The French firm can count on powerful support from French officials who frequently promote nuclear energy in Brussels as a tool to assert Europe’s energy independence.

A nuclear revival is “aligned with European sovereignty,” EU industry chief Stéphane Séjourné, France’s commissioner, recently told POLITICO after visiting one of EDF’s atomic power plants.

Sitting in a private salon at a plush five-star hotel across the street from EDF’s Parisian headquarters, Fragman, who will be leaving his post at the end of the month for personal reasons, insisted the French firm is “first and foremost a customer, and not necessarily a competitor.”

Westinghouse has had a footprint in France for decades. It took part in the construction of EDF’s latest nuclear reactor in Flamanville and operates a nuclear fuel plant in the United Kingdom that supplies EDF.

The U.S. nuclear boss argues he’s got another asset working in Westinghouse’s favor: His firm’s technology is “tested and proven,” with the firm operating six reactors and building an additional 17, including five in Eastern Europe.

And yet, like the rest of the nuclear industry, which has struggled to deliver reactors on time and on budget over the past three decades, Westinghouse encountered major difficulties developing its last reactor, culminating in the firm’s declaring bankruptcy in 2017.

Meanwhile, EDF’s nuclear project in Flamanville was also plagued by lengthy delays and enormous budget overruns, leading the French firm to rework its reactor design.

“You can’t deliver on time if you keep making changes to your design.
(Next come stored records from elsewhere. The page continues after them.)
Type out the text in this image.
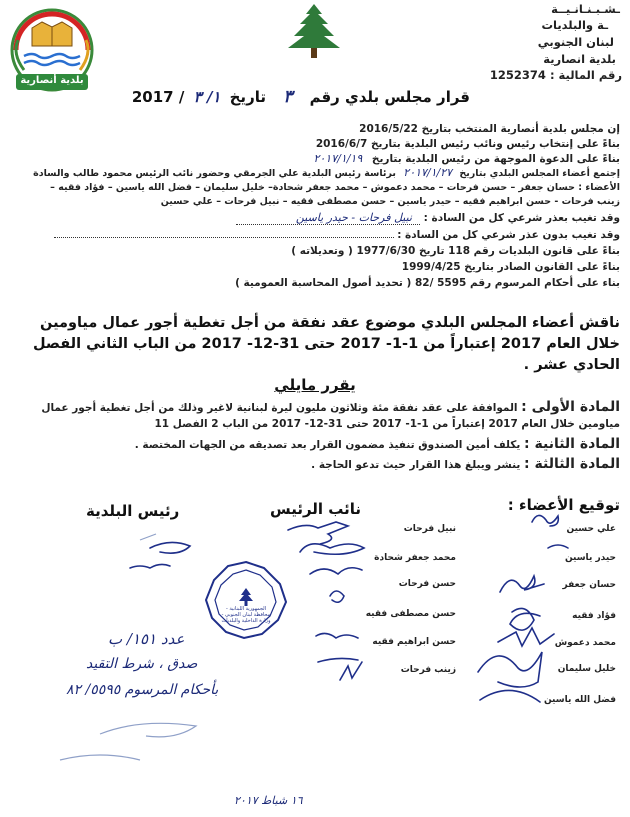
بلدية أنصارية
ـشـبـنـانـيــة
ـة والبلديات
لبنان الجنوبي
بلدية انصارية
رقم المالية : 1252374
قرار مجلس بلدي رقم ٣ تاريخ ١/ ٣ / 2017
إن مجلس بلدية أنصارية المنتخب بتاريخ 2016/5/22
بناءً على إنتخاب رئيس ونائب رئيس البلدية بتاريخ 2016/6/7
بناءً على الدعوة الموجهة من رئيس البلدية بتاريخ ٢٠١٧/١/١٩
إجتمع أعضاء المجلس البلدي بتاريخ ٢٠١٧/١/٢٧ برئاسة رئيس البلدية علي الجرمقي وحضور نائب الرئيس محمود طالب والسادة
الأعضاء : حسان جعفر – حسن فرحات – محمد دعموش – محمد جعفر شحادة– خليل سليمان – فضل الله ياسين – فؤاد فقيه –
زينب فرحات - حسن ابراهيم فقيه – حيدر ياسين – حسن مصطفى فقيه – نبيل فرحات – علي حسين
وقد تغيب بعذر شرعي كل من السادة : نبيل فرحات - حيدر ياسين
وقد تغيب بدون عذر شرعي كل من السادة :
بناءً على قانون البلديات رقم 118 تاريخ 1977/6/30 ( وتعديلاته )
بناءً على القانون الصادر بتاريخ 1999/4/25
بناء على أحكام المرسوم رقم 5595 /82 ( تحديد أصول المحاسبة العمومية )
ناقش أعضاء المجلس البلدي موضوع عقد نفقة من أجل تغطية أجور عمال مياومين خلال العام 2017 إعتباراً من 1-1- 2017 حتى 31-12- 2017 من الباب الثاني الفصل الحادي عشر .
يقرر مايلي
المادة الأولى : الموافقة على عقد نفقة مئة وثلاثون مليون ليرة لبنانية لاغير وذلك من أجل تغطية أجور عمال مياومين خلال العام 2017 إعتباراً من 1-1- 2017 حتى 31-12- 2017 من الباب 2 الفصل 11
المادة الثانية : يكلف أمين الصندوق تنفيذ مضمون القرار بعد تصديقه من الجهات المختصة .
المادة الثالثة : ينشر ويبلغ هذا القرار حيث تدعو الحاجة .
توقيع الأعضاء :
نائب الرئيس
رئيس البلدية
علي حسين
حيدر ياسين
حسان جعفر
فؤاد فقيه
محمد دعموش
خليل سليمان
فضل الله ياسين
نبيل فرحات
محمد جعفر شحادة
حسن فرحات
حسن مصطفى فقيه
حسن ابراهيم فقيه
زينب فرحات
الجمهورية اللبنانية - محافظة لبنان الجنوبي - وزارة الداخلية والبلديات
عدد ١٥١/ ب
صدق ، شرط التقيد
بأحكام المرسوم ٥٥٩٥/ ٨٢
١٦ شباط ٢٠١٧
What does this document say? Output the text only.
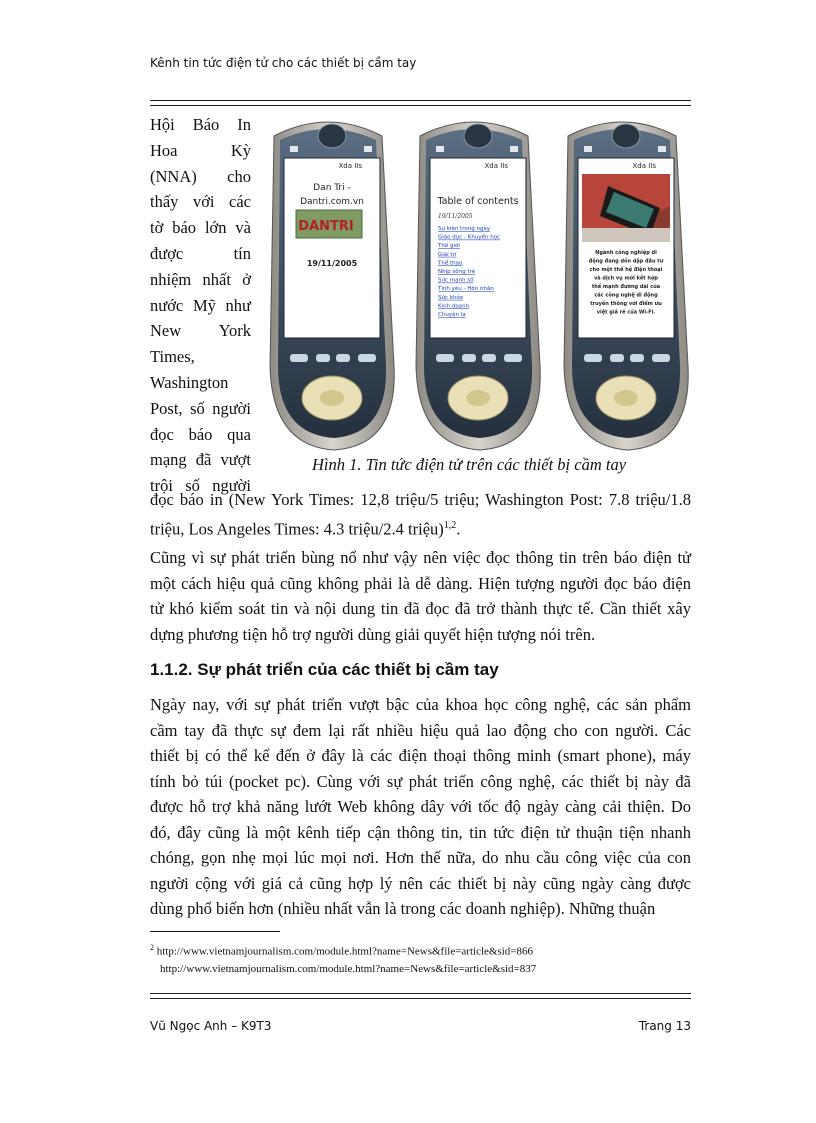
Kênh tin tức điện tử cho các thiết bị cầm tay
Hội Báo In
Hoa	Kỳ
(NNA) cho
thấy với các
tờ báo lớn và
được	tín
nhiệm nhất ở
nước Mỹ như
New York
Times,
Washington
Post, số người
đọc báo qua
mạng đã vượt
trội số người
Xda IIs
Dan Tri -
Dantri.com.vn
DANTRI
19/11/2005
Xda IIs
Table of contents
19/11/2005
Sự kiện trong ngày
Giáo dục - Khuyến học
Thế giới
Giải trí
Thể thao
Nhịp sống trẻ
Sức mạnh số
Tình yêu - Hôn nhân
Sức khỏe
Kinh doanh
Chuyện lạ
Xda IIs
Ngành công nghiệp di
động đang dồn dập đầu tư
cho một thế hệ điện thoại
và dịch vụ mới kết hợp
thế mạnh đường dài của
các công nghệ di động
truyền thông với điểm ưu
việt giá rẻ của Wi-Fi.
Hình 1. Tin tức điện tử trên các thiết bị cầm tay
đọc báo in (New York Times: 12,8 triệu/5 triệu; Washington Post: 7.8 triệu/1.8
triệu, Los Angeles Times: 4.3 triệu/2.4 triệu)$^{1,2}$.
Cũng vì sự phát triển bùng nổ như vậy nên việc đọc thông tin trên báo điện tử
một cách hiệu quả cũng không phải là dễ dàng. Hiện tượng người đọc báo điện
tử khó kiểm soát tin và nội dung tin đã đọc đã trở thành thực tế. Cần thiết xây
dựng phương tiện hỗ trợ người dùng giải quyết hiện tượng nói trên.
1.1.2. Sự phát triển của các thiết bị cầm tay
Ngày nay, với sự phát triển vượt bậc của khoa học công nghệ, các sản phẩm
cầm tay đã thực sự đem lại rất nhiều hiệu quả lao động cho con người. Các
thiết bị có thể kể đến ở đây là các điện thoại thông minh (smart phone), máy
tính bỏ túi (pocket pc). Cùng với sự phát triển công nghệ, các thiết bị này đã
được hỗ trợ khả năng lướt Web không dây với tốc độ ngày càng cải thiện. Do
đó, đây cũng là một kênh tiếp cận thông tin, tin tức điện tử thuận tiện nhanh
chóng, gọn nhẹ mọi lúc mọi nơi. Hơn thế nữa, do nhu cầu công việc của con
người cộng với giá cả cũng hợp lý nên các thiết bị này cũng ngày càng được
dùng phổ biến hơn (nhiều nhất vẫn là trong các doanh nghiệp). Những thuận
$^2$ http://www.vietnamjournalism.com/module.html?name=News&file=article&sid=866
http://www.vietnamjournalism.com/module.html?name=News&file=article&sid=837
Vũ Ngọc Anh – K9T3	Trang 13
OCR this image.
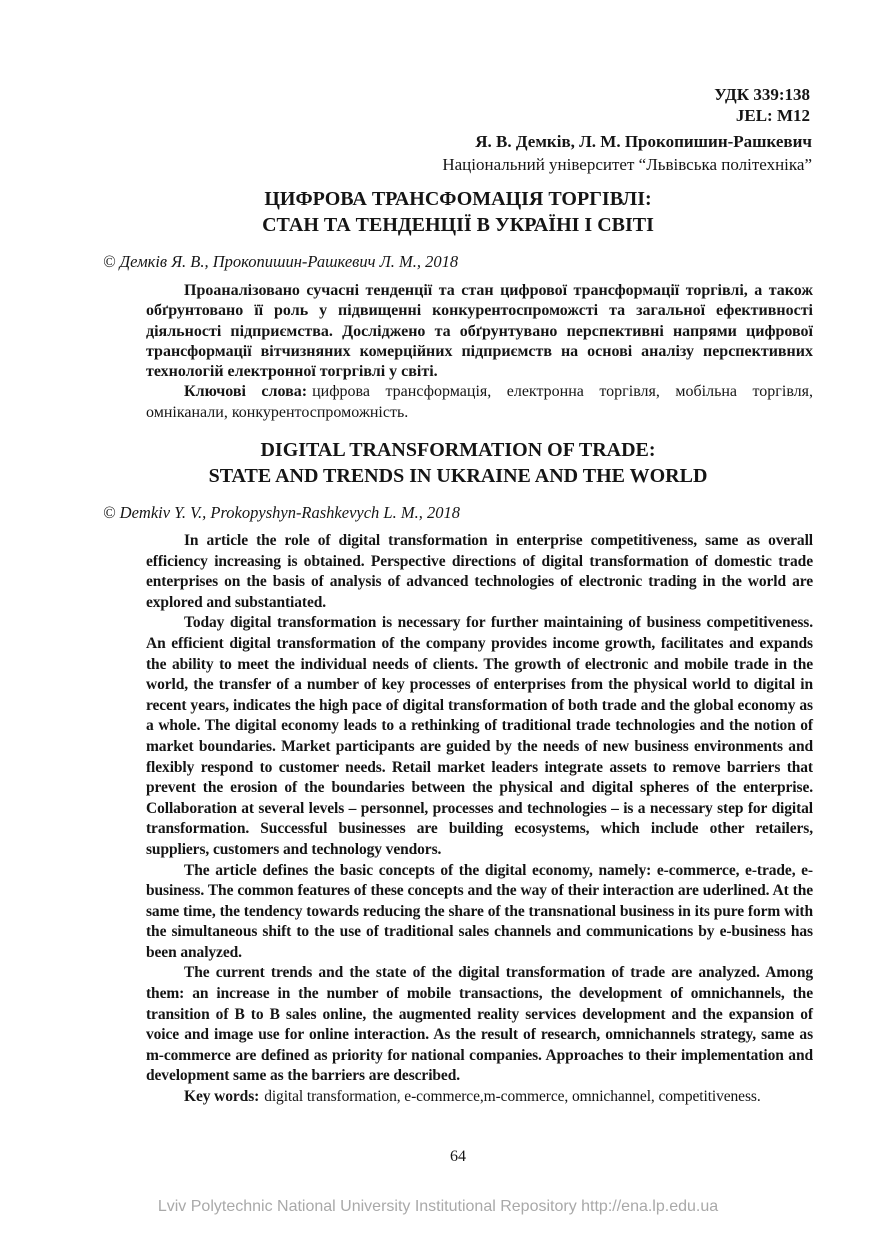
УДК 339:138
JEL: M12
Я. В. Демків, Л. М. Прокопишин-Рашкевич
Національний університет “Львівська політехніка”
ЦИФРОВА ТРАНСФОМАЦІЯ ТОРГІВЛІ:
СТАН ТА ТЕНДЕНЦІЇ В УКРАЇНІ І СВІТІ
© Демків Я. В., Прокопишин-Рашкевич Л. М., 2018

Проаналізовано сучасні тенденції та стан цифрової трансформації торгівлі, а також обґрунтовано її роль у підвищенні конкурентоспроможсті та загальної ефективності діяльності підприємства. Досліджено та обґрунтувано перспективні напрями цифрової трансформації вітчизняних комерційних підприємств на основі аналізу перспективних технологій електронної тогргівлі у світі.

Ключові слова: цифрова трансформація, електронна торгівля, мобільна торгівля, омніканали, конкурентоспроможність.

DIGITAL TRANSFORMATION OF TRADE:
STATE AND TRENDS IN UKRAINE AND THE WORLD
© Demkiv Y. V., Prokopyshyn-Rashkevych L. M., 2018

In article the role of digital transformation in enterprise competitiveness, same as overall efficiency increasing is obtained. Perspective directions of digital transformation of domestic trade enterprises on the basis of analysis of advanced technologies of electronic trading in the world are explored and substantiated.

Today digital transformation is necessary for further maintaining of business competitiveness. An efficient digital transformation of the company provides income growth, facilitates and expands the ability to meet the individual needs of clients. The growth of electronic and mobile trade in the world, the transfer of a number of key processes of enterprises from the physical world to digital in recent years, indicates the high pace of digital transformation of both trade and the global economy as a whole. The digital economy leads to a rethinking of traditional trade technologies and the notion of market boundaries. Market participants are guided by the needs of new business environments and flexibly respond to customer needs. Retail market leaders integrate assets to remove barriers that prevent the erosion of the boundaries between the physical and digital spheres of the enterprise. Collaboration at several levels – personnel, processes and technologies – is a necessary step for digital transformation. Successful businesses are building ecosystems, which include other retailers, suppliers, customers and technology vendors.

The article defines the basic concepts of the digital economy, namely: e-commerce, e-trade, e-business. The common features of these concepts and the way of their interaction are uderlined. At the same time, the tendency towards reducing the share of the transnational business in its pure form with the simultaneous shift to the use of traditional sales channels and communications by e-business has been analyzed.

The current trends and the state of the digital transformation of trade are analyzed. Among them: an increase in the number of mobile transactions, the development of omnichannels, the transition of B to B sales online, the augmented reality services development and the expansion of voice and image use for online interaction. As the result of research, omnichannels strategy, same as m-commerce are defined as priority for national companies. Approaches to their implementation and development same as the barriers are described.

Key words: digital transformation, e-commerce,m-commerce, omnichannel, competitiveness.

64
Lviv Polytechnic National University Institutional Repository http://ena.lp.edu.ua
You can’t deliver on time if you don’t have an active supply chain backing you,” said Fragman, who argued his firm now had “all the inputs we need to get the right output.”

‘Customer’s law’

With calls for European sovereignty flooding the bloc’s political discourse, Fragman might be talking in a vacuum. Yet the nuclear boss is convinced he isn’t — even as he admitted not everyone in Europe’s nuclear sector shared his view.

Donald Trump is temporary; nuclear energy is forever. | Andrew Harnik/Getty Images

Fragman is particularly bullish on the prospects for cooperation on small modular reactors, a miniature version of classic nuclear reactors that could eventually be built at a fraction of the cost and time that have historically burdened nuclear plants.

“Since these are new technologies, it could be a topic that is less emotional than the big reactors,” he said.

For big and small reactors alike, the race to get a piece of Europe’s nuclear market will come down to one thing, which Fragman dubbed “the customer’s law.”

“In the end, the customer will choose,” he concluded.